Residual avoidance: a new consistent and repeatable readout of chronic stress-induced conflict anxiety reversible by antidepressant treatment

Author:

Prevot Thomas D.ORCID,Misquitta Keith A.,Fee Corey,Newton Dwight F.,Chatterjee Dipashree,Nikolova Yuliya S.,Sibille Etienne,Banasr Mounira

Abstract

AbstractStress-related illnesses such as major depressive and anxiety disorders are characterized by maladaptive responses to stressful life events.

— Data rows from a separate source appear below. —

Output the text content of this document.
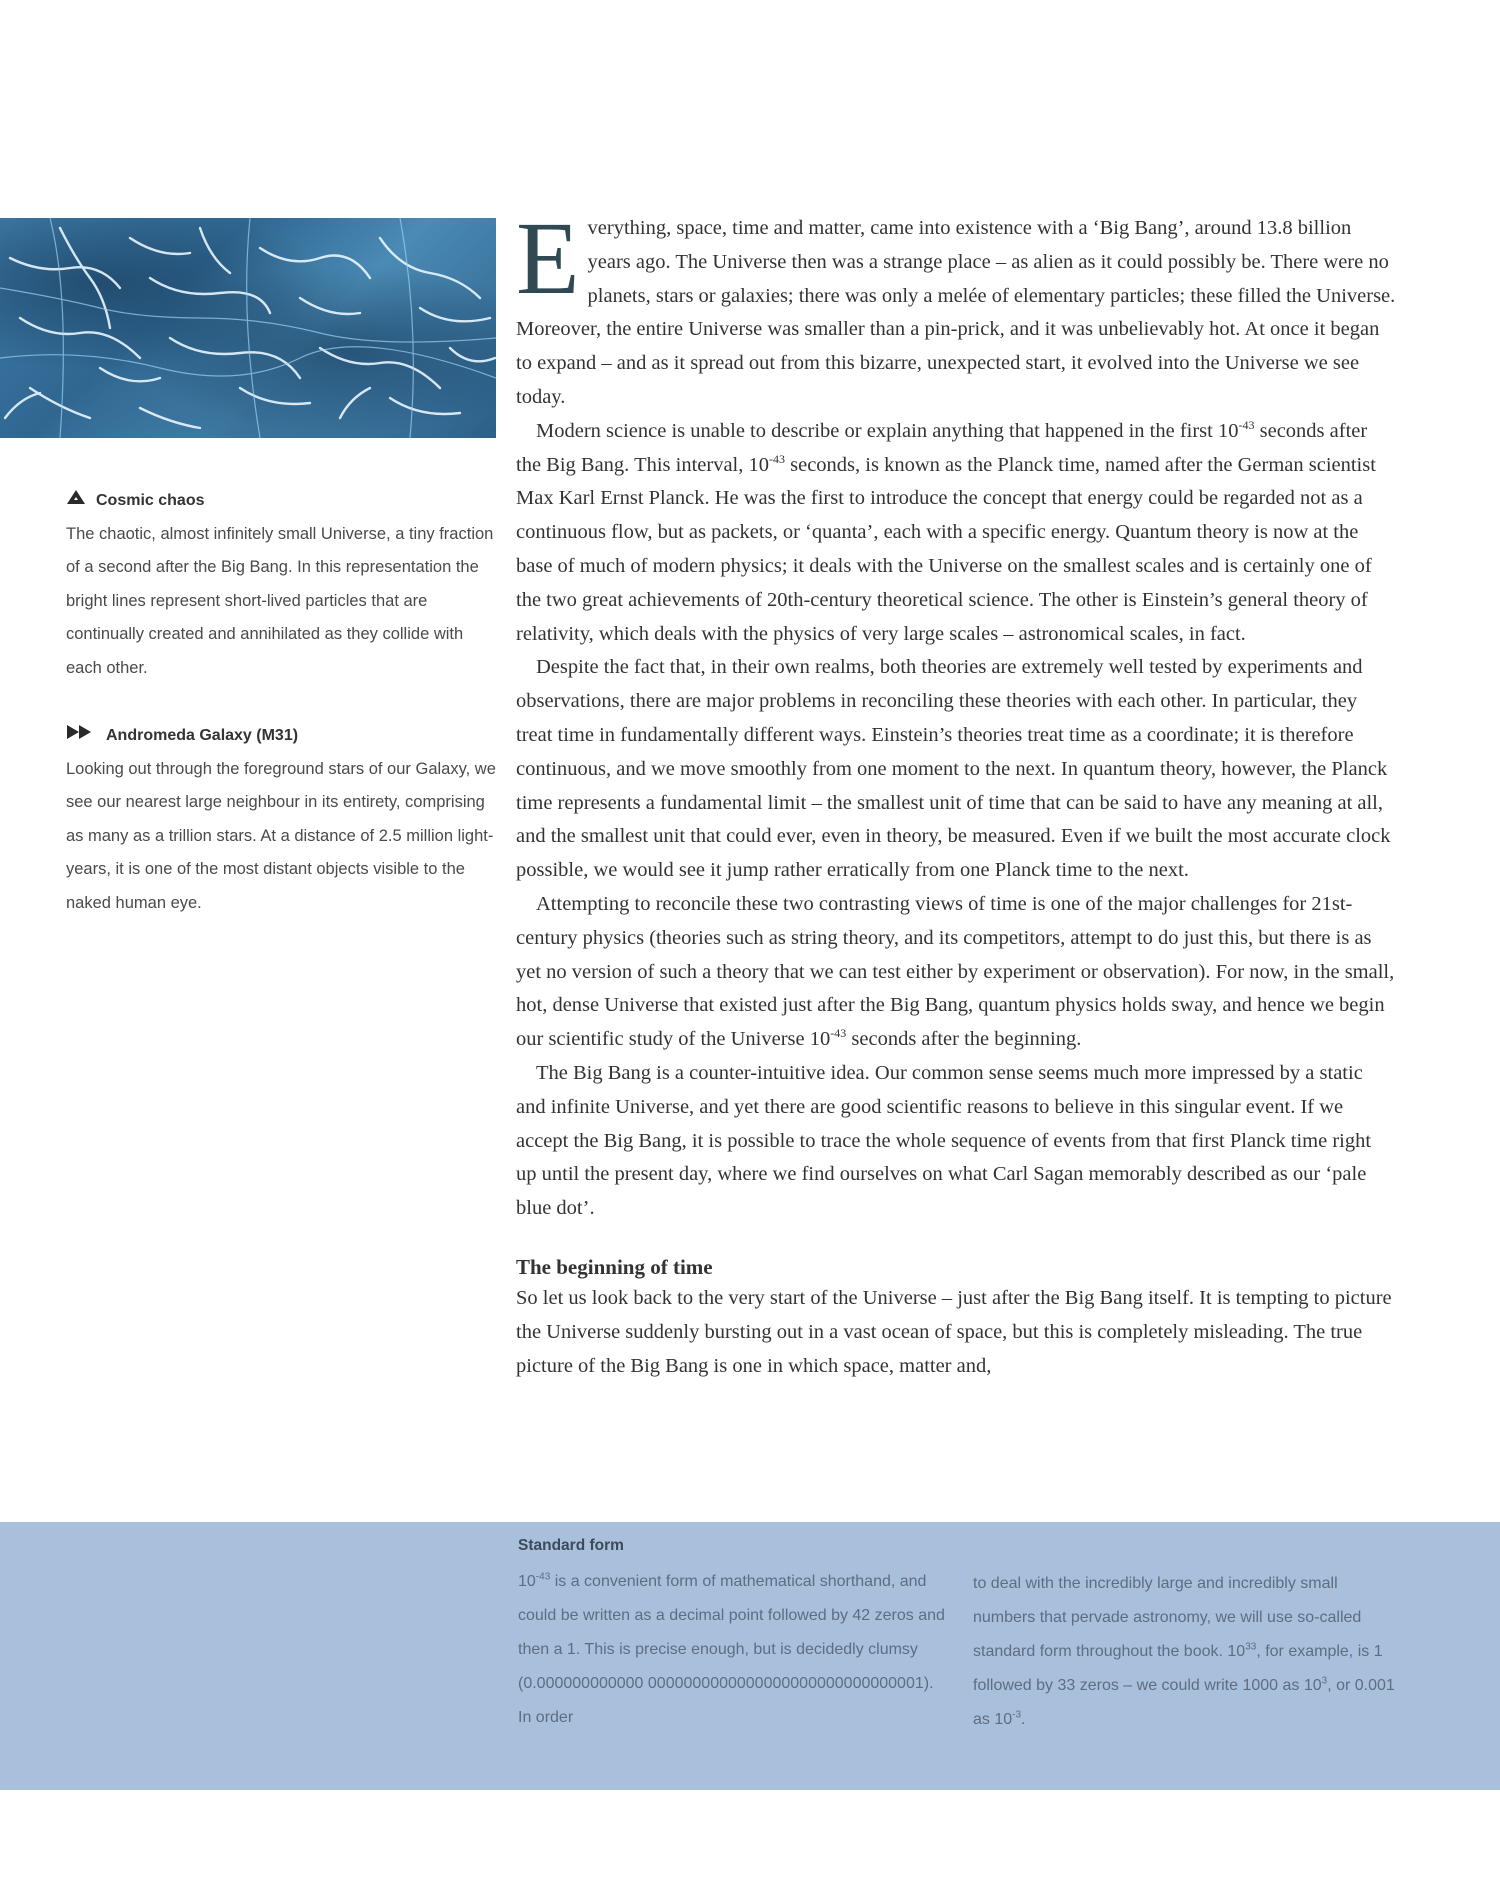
Cosmic chaos
The chaotic, almost infinitely small Universe, a tiny fraction of a second after the Big Bang. In this representation the bright lines represent short-lived particles that are continually created and annihilated as they collide with each other.
Andromeda Galaxy (M31)
Looking out through the foreground stars of our Galaxy, we see our nearest large neighbour in its entirety, comprising as many as a trillion stars. At a distance of 2.5 million light-years, it is one of the most distant objects visible to the naked human eye.

Everything, space, time and matter, came into existence with a ‘Big Bang’, around 13.8 billion years ago. The Universe then was a strange place – as alien as it could possibly be. There were no planets, stars or galaxies; there was only a melée of elementary particles; these filled the Universe. Moreover, the entire Universe was smaller than a pin-prick, and it was unbelievably hot. At once it began to expand – and as it spread out from this bizarre, unexpected start, it evolved into the Universe we see today.

Modern science is unable to describe or explain anything that happened in the first $10^{-43}$ seconds after the Big Bang. This interval, $10^{-43}$ seconds, is known as the Planck time, named after the German scientist Max Karl Ernst Planck. He was the first to introduce the concept that energy could be regarded not as a continuous flow, but as packets, or ‘quanta’, each with a specific energy. Quantum theory is now at the base of much of modern physics; it deals with the Universe on the smallest scales and is certainly one of the two great achievements of 20th-century theoretical science. The other is Einstein’s general theory of relativity, which deals with the physics of very large scales – astronomical scales, in fact.

Despite the fact that, in their own realms, both theories are extremely well tested by experiments and observations, there are major problems in reconciling these theories with each other. In particular, they treat time in fundamentally different ways. Einstein’s theories treat time as a coordinate; it is therefore continuous, and we move smoothly from one moment to the next. In quantum theory, however, the Planck time represents a fundamental limit – the smallest unit of time that can be said to have any meaning at all, and the smallest unit that could ever, even in theory, be measured. Even if we built the most accurate clock possible, we would see it jump rather erratically from one Planck time to the next.

Attempting to reconcile these two contrasting views of time is one of the major challenges for 21st-century physics (theories such as string theory, and its competitors, attempt to do just this, but there is as yet no version of such a theory that we can test either by experiment or observation). For now, in the small, hot, dense Universe that existed just after the Big Bang, quantum physics holds sway, and hence we begin our scientific study of the Universe $10^{-43}$ seconds after the beginning.

The Big Bang is a counter-intuitive idea. Our common sense seems much more impressed by a static and infinite Universe, and yet there are good scientific reasons to believe in this singular event. If we accept the Big Bang, it is possible to trace the whole sequence of events from that first Planck time right up until the present day, where we find ourselves on what Carl Sagan memorably described as our ‘pale blue dot’.

The beginning of time

So let us look back to the very start of the Universe – just after the Big Bang itself. It is tempting to picture the Universe suddenly bursting out in a vast ocean of space, but this is completely misleading. The true picture of the Big Bang is one in which space, matter and,

Standard form
$10^{-43}$ is a convenient form of mathematical shorthand, and could be written as a decimal point followed by 42 zeros and then a 1. This is precise enough, but is decidedly clumsy (0.000000000000 0000000000000000000000000000001). In order
to deal with the incredibly large and incredibly small numbers that pervade astronomy, we will use so-called standard form throughout the book. $10^{33}$, for example, is 1 followed by 33 zeros – we could write 1000 as $10^3$, or 0.001 as $10^{-3}$.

Chronic stress-based animal models have provided critical insight into the understanding of these responses. Currently available assays measuring chronic stress-induced behavioral states in mice are limited in their design (short, not repeatable, sensitive to experimenter-bias) and often inconsistent. Using the Noldus PhenoTyper apparatus, we identified a new readout that repeatedly assesses behavioral changes induced by chronic stress in two mouse models i.e. chronic restraint stress (CRS) and chronic unpredictable mild stress (UCMS). The PhenoTyper test consists of overnight monitoring of animals’ behavior in home-cage setting before, during and after a 1hr light challenge applied over a designated food zone. We tested the reproducibility and reliability of the PhenoTyper test in assessing the effects of chronic stress exposure, and compared outcomes with commonly-used tests. While chronic stress induced heterogeneous profiles in classical tests, CRS- and UCMS-exposed mice showed a very consistent response in the PhenoTyper test. Indeed, CRS and UCMS mice continue avoiding the lit zone in favor of the shelter zone. This “residual avoidance” after the light challenge, lasted for hours beyond termination of the challenge, was not observed after acute stress and was consistently found throughout stress exposure in both models. Chronic stress-induced residual avoidance was alleviated by chronic imipramine treatment but not acute diazepam administration. This behavioral index should be instrumental for studies aiming to better understand the trajectory of chronic stress-induced deficits and potentially screen novel anxiolytics and antidepressants.